In the following plot, we show mutual information as a function of covariance. The blue line is the exact calculation using Eq. (\ref{eq:exact}), the orange line is the mutual information estimate calculated with Eq. (\ref{eq:8}), while the reen line is the mutual information calculation implemented in sklearn. The plot shows that the estimate is in agreement with the exact value.

In the next plot, we show the percentage different between the mutual information estimate and the exact value Eq. (\ref{eq:exact}),

\[\frac{I_\text{estimate} - I_\text{exact}}{I_\text{exact}} \,.\]

The blue line is the difference between Eq. (\ref{eq:8}) and the exact value, while the orange line is the difference between sklearn calculation and the exact value. The plot shows that the error of the estimate decreases as the covariance of the data increases. However, the error can be rather big. Notice that the paper only shows the difference, not the percentage difference. When the value of MI is very small, a small difference can be translated to a big percentage difference. My calculation is slightly different from sklearn calculation because in sklearn, a small amount of noise is added to x see here.
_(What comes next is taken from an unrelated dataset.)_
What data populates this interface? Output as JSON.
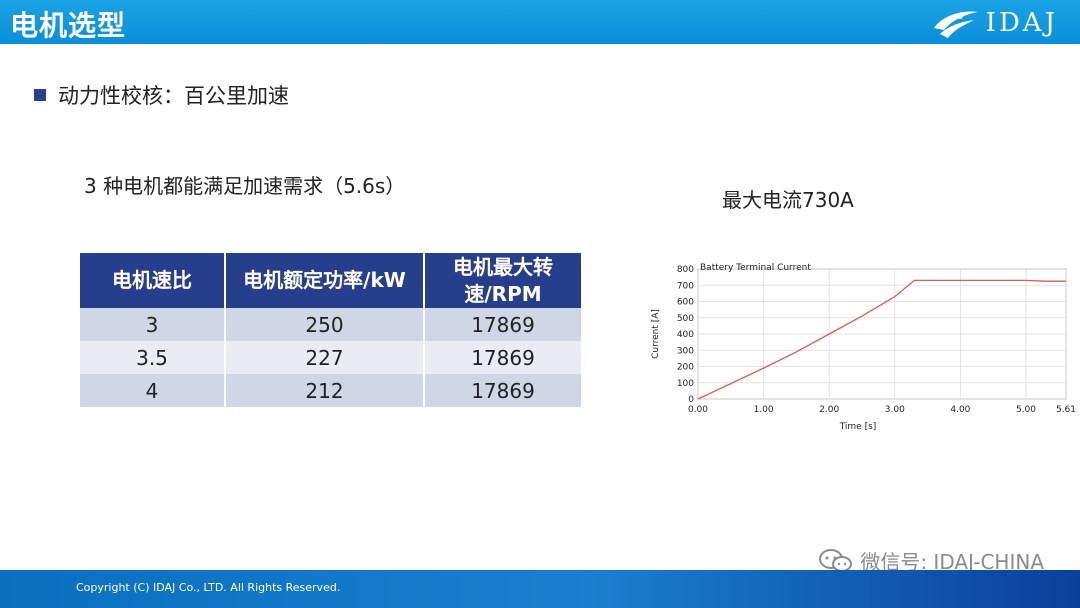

The next plot shows the percentage difference between mutual information estimate and the exact value for as a function of number of data points. The blue line is the exact value, the orange line is my calculation, while the green line is sklearn calculation. This plot shows that the error of the estimates decreases as the number of points increases. However for $n\gtrsim7500$, the error seems to dominated by systematic error.

Conclusion

From the above plots, we can see that we should take the estimate with a grain of salt. The statistics error can be large when the number of data points is small. In addition, if correlation between the data is very small, the percentage error of the estimate can be large. Furthermore, the above plot is based on normal distributed data, which the exact mutual information is known. For other distribution, please refer to the original paper for more information.

I wasn’t able to reproduce correct mutual information estimate based on the second formulation, Eq. (\ref{eq:9}). Please let me raise an issue if you see any mistakes in my calculation.

I do not really get the generalization of $H(X)$ to multi-dimension. However, the result of this paper is mainly empirical. So, I will let somebody else to worry about this. Perhaps by figuring this part out, one might be able to show why this estimates always give zero for variables that are not correlated.